What Is Harness Engineering: From Prompts to a Full Agent Wrapper

In 2023 everyone was memorizing "how to write a good prompt." In 2025 the conversation shifted to "context engineering." In 2026 OpenAI dropped yet another term — Harness Engineering.

It's tempting to roll your eyes at every new buzzword, but if you look closely each one expands the engineering boundary outward: from talking to a model in a single sentence, to organizing the full input context, to embedding the model in a complete execution loop.

This article maps that evolution clearly — what each term actually solves, how they relate, and how Coding Agents like Claude Code put them all together.

The Starting Point: What an LLM Actually Is

Strip away the wrappers around ChatGPT, Claude, DeepSeek, and what's left is an LLM — fundamentally just a giant parameter file on disk.

What you see	What it actually is
ChatGPT website	LLM + chat UI
OpenAI API	LLM + HTTP interface
Claude Code	LLM + terminal + filesystem + MCP
Cursor	LLM + code editor + project index

The model itself does exactly one thing: predict the next token given the current input. It's a high-dimensional "guess-the-next-word" machine — feed it a prefix, get the most likely continuation.

This single property is the root of everything: the model doesn't know what you actually want, it can only infer from input. The vaguer the instruction, the more divergent the output.

Drop a code snippet on it and say "add sorting" — you might get back an isolated sort function with the surrounding code stripped. Say "without changing other logic, add created_at DESC ordering and return the entire modified function" — now the result is on target.

This is the starting point of every layer below: how do you get the guess-machine to consistently guess what you mean?
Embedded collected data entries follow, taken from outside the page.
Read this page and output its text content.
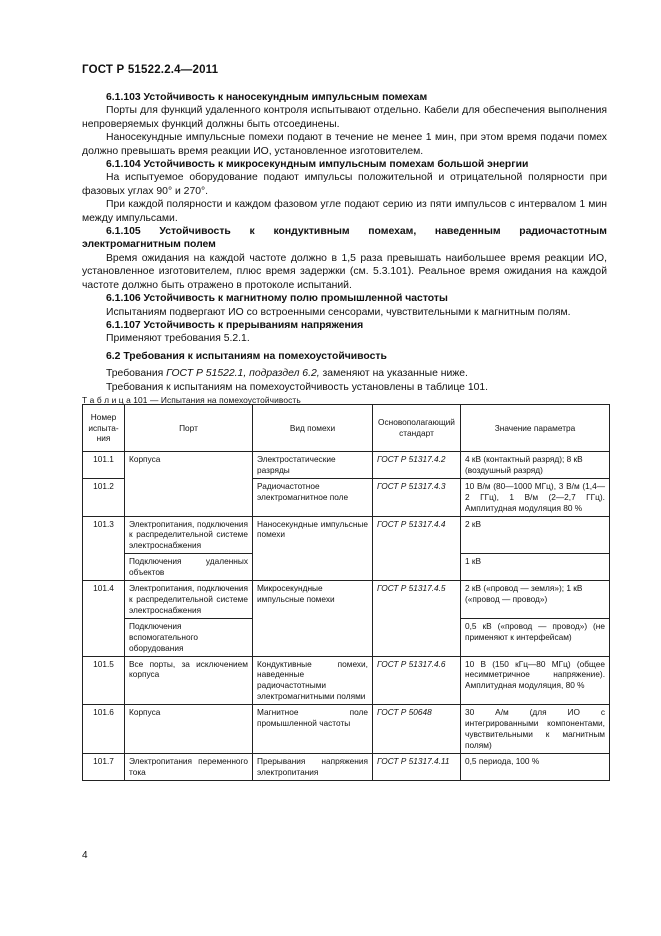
ГОСТ Р 51522.2.4—2011

6.1.103 Устойчивость к наносекундным импульсным помехам

Порты для функций удаленного контроля испытывают отдельно. Кабели для обеспечения выполнения непроверяемых функций должны быть отсоединены.

Наносекундные импульсные помехи подают в течение не менее 1 мин, при этом время подачи помех должно превышать время реакции ИО, установленное изготовителем.

6.1.104 Устойчивость к микросекундным импульсным помехам большой энергии

На испытуемое оборудование подают импульсы положительной и отрицательной полярности при фазовых углах 90° и 270°.

При каждой полярности и каждом фазовом угле подают серию из пяти импульсов с интервалом 1 мин между импульсами.

6.1.105 Устойчивость к кондуктивным помехам, наведенным радиочастотным электромагнитным полем

Время ожидания на каждой частоте должно в 1,5 раза превышать наибольшее время реакции ИО, установленное изготовителем, плюс время задержки (см. 5.3.101). Реальное время ожидания на каждой частоте должно быть отражено в протоколе испытаний.

6.1.106 Устойчивость к магнитному полю промышленной частоты

Испытаниям подвергают ИО со встроенными сенсорами, чувствительными к магнитным полям.

6.1.107 Устойчивость к прерываниям напряжения

Применяют требования 5.2.1.

6.2 Требования к испытаниям на помехоустойчивость

Требования ГОСТ Р 51522.1, подраздел 6.2, заменяют на указанные ниже.

Требования к испытаниям на помехоустойчивость установлены в таблице 101.

Т а б л и ц а 101 — Испытания на помехоустойчивость

Номер испыта-ния	Порт	Вид помехи	Основополагающий стандарт	Значение параметра
101.1	Корпуса	Электростатические разряды	ГОСТ Р 51317.4.2	4 кВ (контактный разряд); 8 кВ (воздушный разряд)
101.2		Радиочастотное электромагнитное поле	ГОСТ Р 51317.4.3	10 В/м (80—1000 МГц), 3 В/м (1,4—2 ГГц), 1 В/м (2—2,7 ГГц). Амплитудная модуляция 80 %
101.3	Электропитания, подключения к распределительной системе электроснабжения	Наносекундные импульсные помехи	ГОСТ Р 51317.4.4	2 кВ
	Подключения удаленных объектов			1 кВ
101.4	Электропитания, подключения к распределительной системе электроснабжения	Микросекундные импульсные помехи	ГОСТ Р 51317.4.5	2 кВ («провод — земля»); 1 кВ («провод — провод»)
	Подключения вспомогательного оборудования			0,5 кВ («провод — провод») (не применяют к интерфейсам)
101.5	Все порты, за исключением корпуса	Кондуктивные помехи, наведенные радиочастотными электромагнитными полями	ГОСТ Р 51317.4.6	10 В (150 кГц—80 МГц) (общее несимметричное напряжение). Амплитудная модуляция, 80 %
101.6	Корпуса	Магнитное поле промышленной частоты	ГОСТ Р 50648	30 А/м (для ИО с интегрированными компонентами, чувствительными к магнитным полям)
101.7	Электропитания переменного тока	Прерывания напряжения электропитания	ГОСТ Р 51317.4.11	0,5 периода, 100 %
4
Layer 1: Prompt Engineering

Prompt engineering was the first wave. The core move: state the constraints explicitly in the input.

Anatomy of a Minimal Prompt

Every line narrows the model's guess space.

Common Prompt Components

Component	Purpose	Example
Role	Restrict tone and depth	"You are an SRE skilled in K8s"
Task	Primary goal	"Help me debug this OOM"
Background	Current state	"Service runs on EKS, 4 GB limit"
Input data	What to operate on	Logs, code, tables
Output format	Structural limits	JSON / Markdown / code block
Boundary	Forbidden actions	"No speculation, only facts"
Few-shot examples	Style anchoring	One or two demo I/O pairs

Where Prompt Engineering Hits Its Limits

It solves "the model speaks without guidance" — but that's not enough.
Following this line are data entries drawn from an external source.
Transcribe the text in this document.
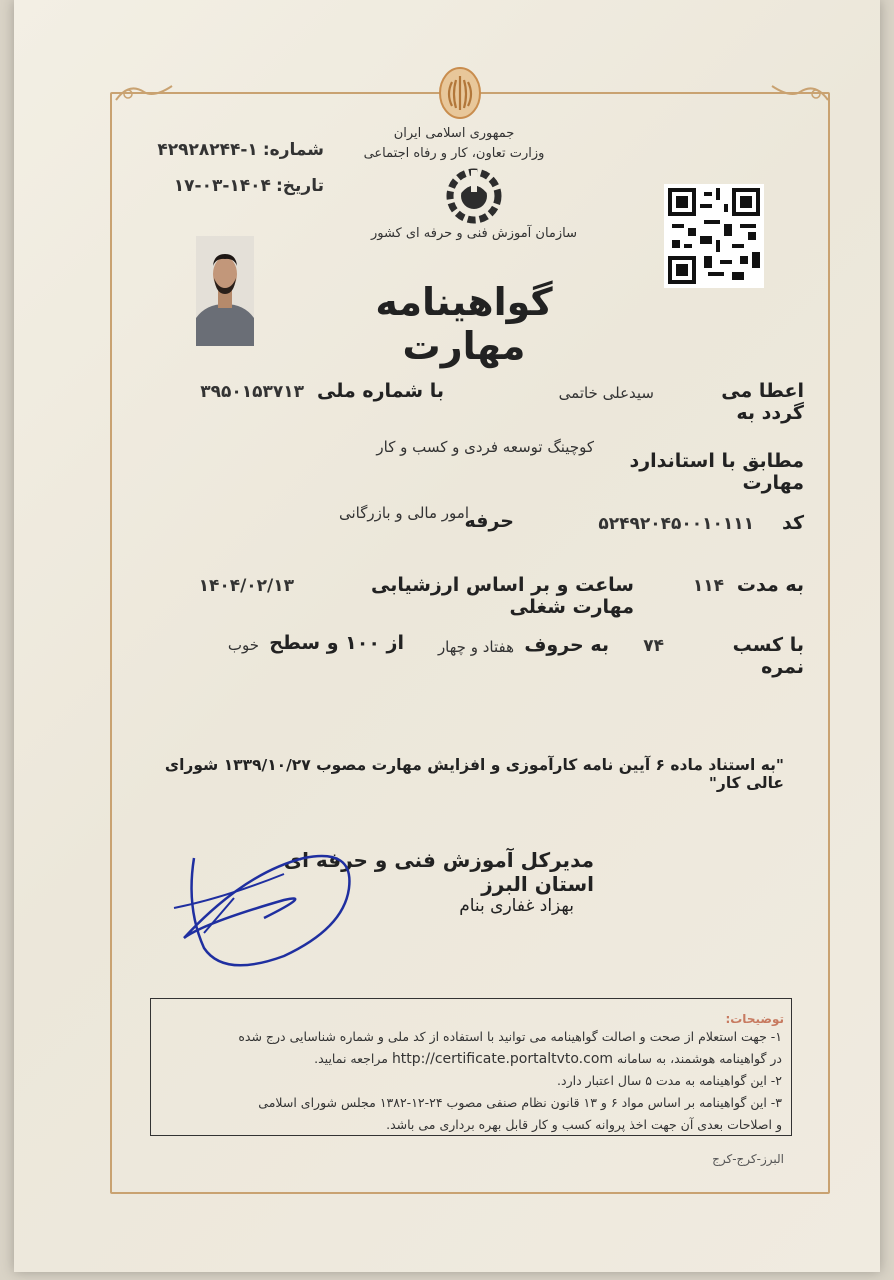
جمهوری اسلامی ایران
وزارت تعاون، کار و رفاه اجتماعی
سازمان آموزش فنی و حرفه ای کشور
شماره: ۱-۴۲۹۲۸۲۴۴
تاریخ: ۱۴۰۴-۰۳-۱۷
گواهینامه مهارت
اعطا می گردد به
سیدعلی خاتمی
با شماره ملی
۳۹۵۰۱۵۳۷۱۳
کوچینگ توسعه فردی و کسب و کار
مطابق با استاندارد مهارت
کد
۵۲۴۹۲۰۴۵۰۰۱۰۱۱۱
حرفه
امور مالی و بازرگانی
به مدت
۱۱۴
ساعت و بر اساس ارزشیابی مهارت شغلی
۱۴۰۴/۰۲/۱۳
با کسب نمره
۷۴
به حروف
هفتاد و چهار
از ۱۰۰ و سطح
خوب
"به استناد ماده ۶ آیین نامه کارآموزی و افزایش مهارت مصوب ۱۳۳۹/۱۰/۲۷ شورای عالی کار"
مدیرکل آموزش فنی و حرفه ای استان البرز
بهزاد غفاری بنام
توضیحات:
۱- جهت استعلام از صحت و اصالت گواهینامه می توانید با استفاده از کد ملی و شماره شناسایی درج شده
در گواهینامه هوشمند، به سامانه http://certificate.portaltvto.com مراجعه نمایید.
۲- این گواهینامه به مدت ۵ سال اعتبار دارد.
۳- این گواهینامه بر اساس مواد ۶ و ۱۳ قانون نظام صنفی مصوب ۲۴-۱۲-۱۳۸۲ مجلس شورای اسلامی
و اصلاحات بعدی آن جهت اخذ پروانه کسب و کار قابل بهره برداری می باشد.
البرز-کرج-کرج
With prompts alone, every conversation is isolated: the model doesn't know what just happened, doesn't know your project structure, doesn't know what error showed up after the last code change. Prompts only carry static information. Once tasks get complex, hand-written prompts can't keep up.

Layer 2: Context Engineering

No matter how good your prompt is, the model only sees one input. The moment your task involves multi-turn dialogue, multi-file codebases, or dynamic environments, prompts alone fall short — you need to feed the model all the relevant information.

Context = A Bigger Concept Than Prompt

The prompt is just one part of context. What actually goes to the model is the full context.

Context Window and Context Rot

The total information the model can "see" at once is the context window:

Model	Context Window
GPT-3.5 (early)	4K tokens
GPT-4 Turbo	128K
Claude Sonnet 4	200K
Claude Opus 4.7	1M
Gemini 2.5 Pro	2M

Bigger every year — but in real engineering it's easy to fill up. Reading a few files in a large codebase quickly hits tens of thousands of tokens; a few rounds of tool results and the window's done.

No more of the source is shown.